Can I download the whole PatSeq data?
The PatSeq data is downloadable under a Creative Commons 3.0 BY-NC-SA license. For any commercial use, please contact Osmat@cambia.org. The data is downloadable based on document type (whether the sequence is derived from a granted patents “Grants” or from published patent applications “Applications” and based on the location of the sequence in the patent document. For example, if you are interested in the sequences that are referenced in the claims of granted patents, you may want to download the sequences from grants “in claims”. If you want all the sequences that are disclosed in granted patents regardless of whether they are or are not referenced in the claims section, then you may download “all” the datasets from Grants.
How can I find the information on all the sequences in a given patent or publication number in the Lens?
In the Lens, patent documents containing biological sequences are mixed with other patents.
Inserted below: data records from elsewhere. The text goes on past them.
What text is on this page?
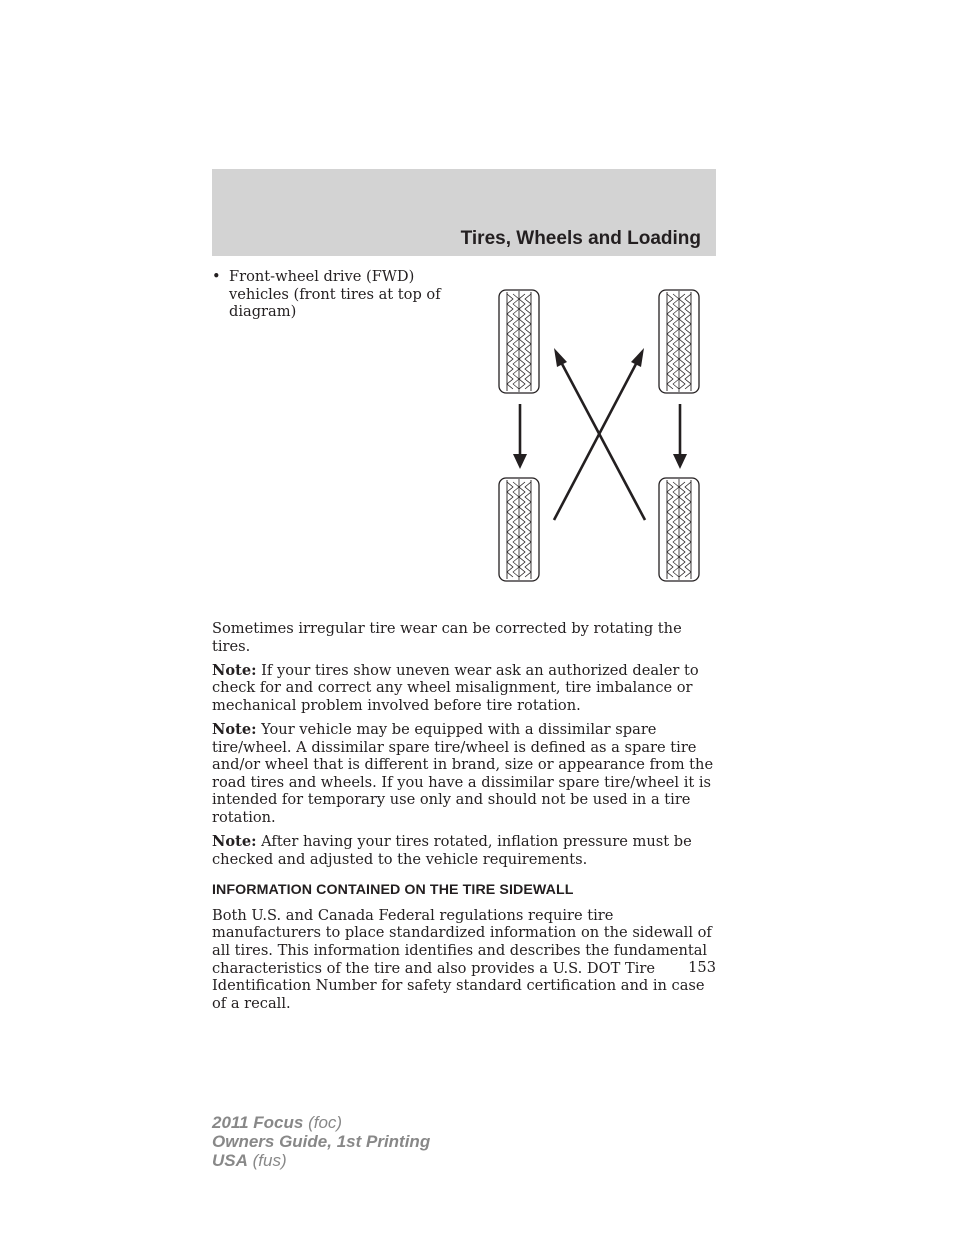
Tires, Wheels and Loading
• Front-wheel drive (FWD) vehicles (front tires at top of diagram)

Sometimes irregular tire wear can be corrected by rotating the tires.

Note: If your tires show uneven wear ask an authorized dealer to check for and correct any wheel misalignment, tire imbalance or mechanical problem involved before tire rotation.

Note: Your vehicle may be equipped with a dissimilar spare tire/wheel. A dissimilar spare tire/wheel is defined as a spare tire and/or wheel that is different in brand, size or appearance from the road tires and wheels. If you have a dissimilar spare tire/wheel it is intended for temporary use only and should not be used in a tire rotation.

Note: After having your tires rotated, inflation pressure must be checked and adjusted to the vehicle requirements.

INFORMATION CONTAINED ON THE TIRE SIDEWALL

Both U.S. and Canada Federal regulations require tire manufacturers to place standardized information on the sidewall of all tires. This information identifies and describes the fundamental characteristics of the tire and also provides a U.S. DOT Tire Identification Number for safety standard certification and in case of a recall.

153
2011 Focus (foc)
Owners Guide, 1st Printing
USA (fus)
Thus the patent number search for sequences has been merged into the normal patent search and all you need to do is simply enter the patent number that you are interested in into the broad search field at lens.org The search results will indicate sequence listing availability with the the double helix icon. The double helix icon also provides you with a link directly to the sequences of the patent.
As an example:
Enter a patent number into the search field
Examine the results for relevant hits (NB: the double helix indicates that a sequence listing is available)
The double helix provides a direct link to the sequence listing
Browse through the sequence listing
Access is free for regular sequence downloads from the sequence tab or through PatSeq Explorer and Analyzer tools.